Reading Between the Pixels: An Inscriptive Jailbreak Attack on Text-to-Image Models

arXiv cs.CV / 4/8/2026

💬 OpinionSignals & Early TrendsIdeas & Deep AnalysisModels & Research

Key Points

  • The paper identifies a new “inscriptive jailbreak” threat for text-to-image (T2I) models that can force the generation of images containing harmful, legible paragraph-length text (e.g., fraudulent documents) embedded in otherwise benign scenes.
  • It argues this differs from earlier “depictive” jailbreaks because the attack weaponizes character-level text-rendering fidelity, making prior coarse visual-manipulation defenses less effective.
  • The authors propose Etch, a black-box attack framework that splits an adversarial prompt into three orthogonal layers—semantic camouflage, visual-spatial anchoring, and typographic encoding—and iteratively refines them via a zero-order optimization loop.
  • A vision-language model is used to critique generated images, localize which layer(s) fail, and recommend targeted prompt revisions, enabling higher character-level control.
  • Experiments across 7 T2I models on two benchmarks report an average attack success rate of 65.57% with a peak of 91.00%, highlighting a typography-aware defense gap in current multimodal safety alignments.

Abstract

Modern text-to-image (T2I) models can now render legible, paragraph-length text, enabling a fundamentally new class of misuse.

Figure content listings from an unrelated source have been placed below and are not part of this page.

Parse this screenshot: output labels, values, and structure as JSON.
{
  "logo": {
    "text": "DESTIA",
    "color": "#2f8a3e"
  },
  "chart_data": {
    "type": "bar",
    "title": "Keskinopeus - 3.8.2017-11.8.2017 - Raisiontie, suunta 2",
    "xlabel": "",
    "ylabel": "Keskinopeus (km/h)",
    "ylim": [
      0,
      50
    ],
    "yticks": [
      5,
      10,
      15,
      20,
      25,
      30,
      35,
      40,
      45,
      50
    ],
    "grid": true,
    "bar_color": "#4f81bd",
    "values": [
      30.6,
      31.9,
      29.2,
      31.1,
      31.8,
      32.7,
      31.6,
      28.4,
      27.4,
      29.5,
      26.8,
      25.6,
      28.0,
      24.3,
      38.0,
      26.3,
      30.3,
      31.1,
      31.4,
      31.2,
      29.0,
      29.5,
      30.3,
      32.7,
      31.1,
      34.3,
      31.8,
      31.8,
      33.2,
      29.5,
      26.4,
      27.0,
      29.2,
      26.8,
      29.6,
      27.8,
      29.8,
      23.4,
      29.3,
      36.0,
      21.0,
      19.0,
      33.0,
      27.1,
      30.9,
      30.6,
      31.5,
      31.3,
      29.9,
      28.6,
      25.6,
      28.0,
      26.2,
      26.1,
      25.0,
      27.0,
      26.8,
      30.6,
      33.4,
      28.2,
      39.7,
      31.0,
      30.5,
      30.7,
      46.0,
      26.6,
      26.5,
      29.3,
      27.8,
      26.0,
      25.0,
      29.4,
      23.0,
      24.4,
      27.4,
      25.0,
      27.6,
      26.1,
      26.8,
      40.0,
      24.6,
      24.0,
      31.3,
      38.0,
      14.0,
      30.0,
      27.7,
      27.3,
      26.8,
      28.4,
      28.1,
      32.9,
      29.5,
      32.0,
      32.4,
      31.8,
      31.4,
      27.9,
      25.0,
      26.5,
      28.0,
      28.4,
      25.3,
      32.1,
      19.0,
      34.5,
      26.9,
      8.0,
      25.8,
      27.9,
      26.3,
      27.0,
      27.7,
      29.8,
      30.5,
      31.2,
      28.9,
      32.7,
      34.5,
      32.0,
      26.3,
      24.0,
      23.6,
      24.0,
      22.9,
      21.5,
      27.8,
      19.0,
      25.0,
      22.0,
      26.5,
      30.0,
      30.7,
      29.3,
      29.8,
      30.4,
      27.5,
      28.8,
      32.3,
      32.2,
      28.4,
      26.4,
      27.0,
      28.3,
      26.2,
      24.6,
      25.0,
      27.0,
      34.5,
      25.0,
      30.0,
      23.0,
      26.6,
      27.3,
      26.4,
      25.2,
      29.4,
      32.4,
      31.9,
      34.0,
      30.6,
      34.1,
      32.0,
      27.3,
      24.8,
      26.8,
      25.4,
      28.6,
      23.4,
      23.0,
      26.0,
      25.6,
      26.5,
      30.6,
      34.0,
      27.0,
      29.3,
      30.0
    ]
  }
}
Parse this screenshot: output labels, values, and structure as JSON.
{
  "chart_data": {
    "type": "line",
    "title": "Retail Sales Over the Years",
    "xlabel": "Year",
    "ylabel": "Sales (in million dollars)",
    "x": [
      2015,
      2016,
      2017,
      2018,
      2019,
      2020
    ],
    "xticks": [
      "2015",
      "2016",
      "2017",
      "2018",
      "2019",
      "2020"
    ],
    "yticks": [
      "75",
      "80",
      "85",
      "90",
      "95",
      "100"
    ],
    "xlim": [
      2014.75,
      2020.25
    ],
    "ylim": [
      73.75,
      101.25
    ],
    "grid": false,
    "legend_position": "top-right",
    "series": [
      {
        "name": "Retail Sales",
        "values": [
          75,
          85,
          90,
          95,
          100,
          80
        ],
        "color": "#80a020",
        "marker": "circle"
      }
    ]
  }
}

We identify and formalize the inscriptive jailbreak, where an adversary coerces a T2I system into generating images containing harmful textual payloads (e.g., fraudulent documents) embedded within visually benign scenes. Unlike traditional depictive jailbreaks that elicit visually objectionable imagery, inscriptive attacks weaponize the text-rendering capability itself. Because existing jailbreak techniques are designed for coarse visual manipulation, they struggle to bypass multi-stage safety filters while maintaining character-level fidelity. To expose this vulnerability, we propose Etch, a black-box attack framework that decomposes the adversarial prompt into three functionally orthogonal layers: semantic camouflage, visual-spatial anchoring, and typographic encoding. This decomposition reduces joint optimization over the full prompt space to tractable sub-problems, which are iteratively refined through a zero-order loop. In this process, a vision-language model critiques each generated image, localizes failures to specific layers, and prescribes targeted revisions. Extensive evaluations across 7 models on the 2 benchmarks demonstrate that Etch achieves an average attack success rate of 65.57% (peaking at 91.00%), significantly outperforming existing baselines. Our results reveal a critical blind spot in current T2I safety alignments and underscore the urgent need for typography-aware defense multimodal mechanisms.